Question

A $900pF$ capacitor is charged by $100V$ battery.

• A. The charge on the capacitor is $9\times 10^{-8}C$
• B. The energy stored by the capacitor is $4.5\times 10^{-6}J$
• C. If capacitor is disconnected from the battery and connected to another $900pF$ capacitor, then energy stored by the system is $2.25\times 10^{-6}J$
• D. None of the above

Answer 1

Answer: (A), (B), (C)

(i) The charge on the capacitor is
$q=CV=900\times 10^{-12}F\times 100V=9\times 10^{-8}C$
(ii) The energy stored by the capacitor is
$=\frac{1}{2}C{V}^2=\frac{1}{2}QV$
$=(1/2)\times 9\times 10^{-8}C\times 100V$
$=4.5\times 10^{-6}J$
(iii) In the steady situation, the two capacitors have their positive plates at the same potential and their negative plates at the same potential.
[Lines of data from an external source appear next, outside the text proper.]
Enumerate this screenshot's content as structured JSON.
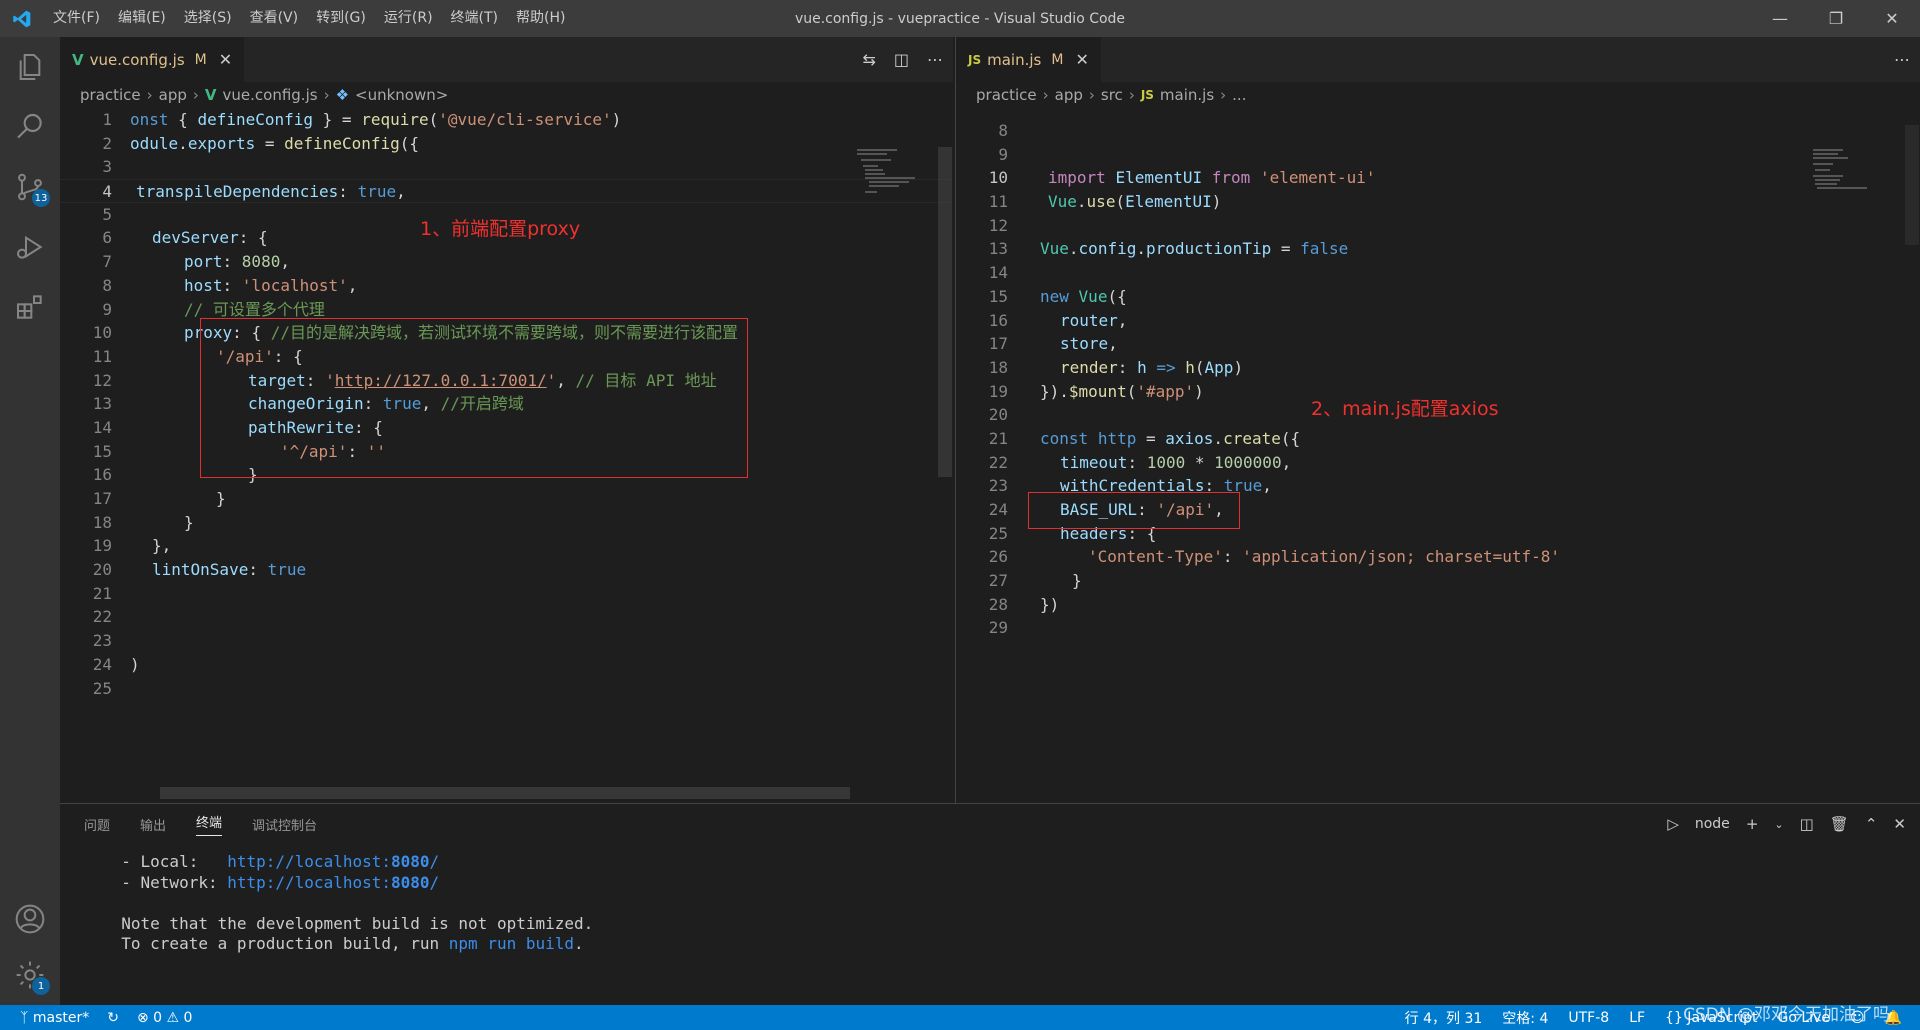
{
  "window": {
    "title": "vue.config.js - vuepractice - Visual Studio Code",
    "menu": [
      "文件(F)",
      "编辑(E)",
      "选择(S)",
      "查看(V)",
      "转到(G)",
      "运行(R)",
      "终端(T)",
      "帮助(H)"
    ]
  },
  "activity_bar": {
    "icons": [
      "explorer-icon",
      "search-icon",
      "source-control-icon",
      "run-debug-icon",
      "extensions-icon",
      "account-icon",
      "manage-gear-icon"
    ],
    "source_control_badge": "13",
    "gear_badge": "1"
  },
  "left_editor": {
    "tab": {
      "label": "vue.config.js",
      "modified": "M"
    },
    "breadcrumb": [
      "practice",
      "app",
      "vue.config.js",
      "<unknown>"
    ],
    "lines": [
      "1",
      "2",
      "3",
      "4",
      "5",
      "6",
      "7",
      "8",
      "9",
      "10",
      "11",
      "12",
      "13",
      "14",
      "15",
      "16",
      "17",
      "18",
      "19",
      "20",
      "21",
      "22",
      "23",
      "24",
      "25"
    ],
    "annotation": "1、前端配置proxy"
  },
  "right_editor": {
    "tab": {
      "label": "main.js",
      "modified": "M"
    },
    "breadcrumb": [
      "practice",
      "app",
      "src",
      "main.js",
      "..."
    ],
    "annotation": "2、main.js配置axios"
  },
  "panel": {
    "tabs": [
      "问题",
      "输出",
      "终端",
      "调试控制台"
    ],
    "active_tab": "终端",
    "terminal_name": "node",
    "terminal": {
      "local_label": "  - Local:   ",
      "local_url_pre": "http://localhost:",
      "local_port": "8080",
      "local_slash": "/",
      "network_label": "  - Network: ",
      "network_url_pre": "http://localhost:",
      "network_port": "8080",
      "network_slash": "/",
      "note1": "  Note that the development build is not optimized.",
      "note2_pre": "  To create a production build, run ",
      "note2_cmd": "npm run build",
      "note2_post": "."
    }
  },
  "status_bar": {
    "branch": "master*",
    "errors": "0",
    "warnings": "0",
    "position": "行 4，列 31",
    "spaces": "空格: 4",
    "encoding": "UTF-8",
    "eol": "LF",
    "language": "{} JavaScript",
    "golive": "Go Live"
  },
  "watermark": "CSDN @邓邓今天加油了吗",
  "colors": {
    "accent": "#007acc",
    "annotation_red": "#e03030"
  }
}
Let the common potential difference be $V^{\prime }$.
The charge on each capacitor is then $q^{\prime }=C{V}^{\prime }$. By charge conservation $q^{\prime }=Q/2$. This implies
$V^{\prime }=V/2$. The total energy of the system is
$=2\times \frac{1}{2}{Q}^{\prime }{V}^{\prime }=\frac{1}{2}QV$
$=2.25\times 10^{-6}J$